Introduction

etcd is a distributed key-value store that plays a critical role in Kubernetes by storing cluster configuration and state. When etcd runs into problems, it can cause cluster instability or downtime. This article covers common etcd errors, their underlying causes, and actionable solutions.
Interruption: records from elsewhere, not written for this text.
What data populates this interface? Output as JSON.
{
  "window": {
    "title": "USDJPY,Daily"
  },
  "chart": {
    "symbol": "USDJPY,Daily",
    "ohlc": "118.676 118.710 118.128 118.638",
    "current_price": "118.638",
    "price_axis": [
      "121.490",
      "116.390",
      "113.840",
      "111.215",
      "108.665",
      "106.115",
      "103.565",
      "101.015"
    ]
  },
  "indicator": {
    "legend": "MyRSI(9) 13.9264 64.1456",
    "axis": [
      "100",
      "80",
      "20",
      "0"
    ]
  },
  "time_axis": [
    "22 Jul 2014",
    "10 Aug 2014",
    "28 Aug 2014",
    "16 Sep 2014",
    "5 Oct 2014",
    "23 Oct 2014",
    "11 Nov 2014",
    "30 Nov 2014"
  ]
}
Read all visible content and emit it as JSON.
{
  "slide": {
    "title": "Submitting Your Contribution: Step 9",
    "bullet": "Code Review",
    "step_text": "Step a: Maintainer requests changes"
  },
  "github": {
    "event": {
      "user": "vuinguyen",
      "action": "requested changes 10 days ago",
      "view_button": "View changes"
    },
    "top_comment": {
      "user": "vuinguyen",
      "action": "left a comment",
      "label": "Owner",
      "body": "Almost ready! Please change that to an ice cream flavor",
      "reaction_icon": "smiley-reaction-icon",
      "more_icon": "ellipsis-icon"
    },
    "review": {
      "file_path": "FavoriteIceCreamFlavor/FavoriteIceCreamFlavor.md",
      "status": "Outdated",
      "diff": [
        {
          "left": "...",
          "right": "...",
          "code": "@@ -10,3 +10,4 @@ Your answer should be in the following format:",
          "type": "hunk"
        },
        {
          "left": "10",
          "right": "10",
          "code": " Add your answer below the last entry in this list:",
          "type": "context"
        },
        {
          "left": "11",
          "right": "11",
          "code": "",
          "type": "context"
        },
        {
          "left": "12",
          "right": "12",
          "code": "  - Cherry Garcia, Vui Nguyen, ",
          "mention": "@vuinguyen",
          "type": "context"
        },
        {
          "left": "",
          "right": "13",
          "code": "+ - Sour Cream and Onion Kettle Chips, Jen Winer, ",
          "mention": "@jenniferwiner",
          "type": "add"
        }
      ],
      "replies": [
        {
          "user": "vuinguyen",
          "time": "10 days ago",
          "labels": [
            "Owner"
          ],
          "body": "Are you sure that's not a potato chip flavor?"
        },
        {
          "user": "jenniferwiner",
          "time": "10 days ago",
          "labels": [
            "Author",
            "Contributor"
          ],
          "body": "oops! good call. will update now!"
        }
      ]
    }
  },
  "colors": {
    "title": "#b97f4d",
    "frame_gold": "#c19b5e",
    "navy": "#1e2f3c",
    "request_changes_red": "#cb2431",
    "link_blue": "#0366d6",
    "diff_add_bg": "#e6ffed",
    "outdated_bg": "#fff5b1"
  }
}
1. etcdserver: request timed out

❓ Cause

Occurs when etcd members can’t communicate efficiently, often due to network issues or disk I/O latency.

🛠️ Solution

  • Check disk performance:
    iostat -xz 1
    
  • Ensure etcd data is on SSD storage.
  • Check network latency and connectivity between cluster members:
    ping <etcd-member-IP>
    

2. etcdserver: leader changed

❓ Cause

This is often seen when leadership changes too frequently, indicating instability in the etcd cluster.

🛠️ Solution

  • Check resource usage (CPU/memory).
  • Ensure clock synchronization (e.g., using NTP).
  • Investigate logs:
    journalctl -u etcd
    

3. etcdserver: mvcc: database space exceeded

❓ Cause

The etcd database has grown beyond the default quota (usually 2GB).

🛠️ Solution

  • Increase size quota:
    ETCD_QUOTA_BACKEND_BYTES=8589934592
    
  • Run defragmentation:
    etcdctl defrag
    

4. Data Inconsistency Between Members

❓ Cause

Network partitions or clock drift can result in inconsistent views.

🛠️ Solution

  • Ensure proper peer communication ports are open.
  • Sync system clocks using NTP.
  • Replace failed member using snapshot restore.

5. Cluster is Unhealthy

❓ Cause

One or more etcd members are unreachable.

🛠️ Solution

  • Check etcd pod logs:
    kubectl logs -n kube-system etcd-<node-name>
    
  • Ensure firewall rules or security groups aren’t blocking peer communication.

Best Practices

  • Use SSDs for etcd storage.
  • Enable regular snapshot backups.
  • Monitor etcd metrics via Prometheus/Grafana.
  • Avoid colocating etcd with other high-I/O workloads.

Conclusion

etcd is vital for Kubernetes stability. Knowing how to diagnose and address common issues can help prevent major outages. Use this guide to troubleshoot effectively and keep your cluster healthy.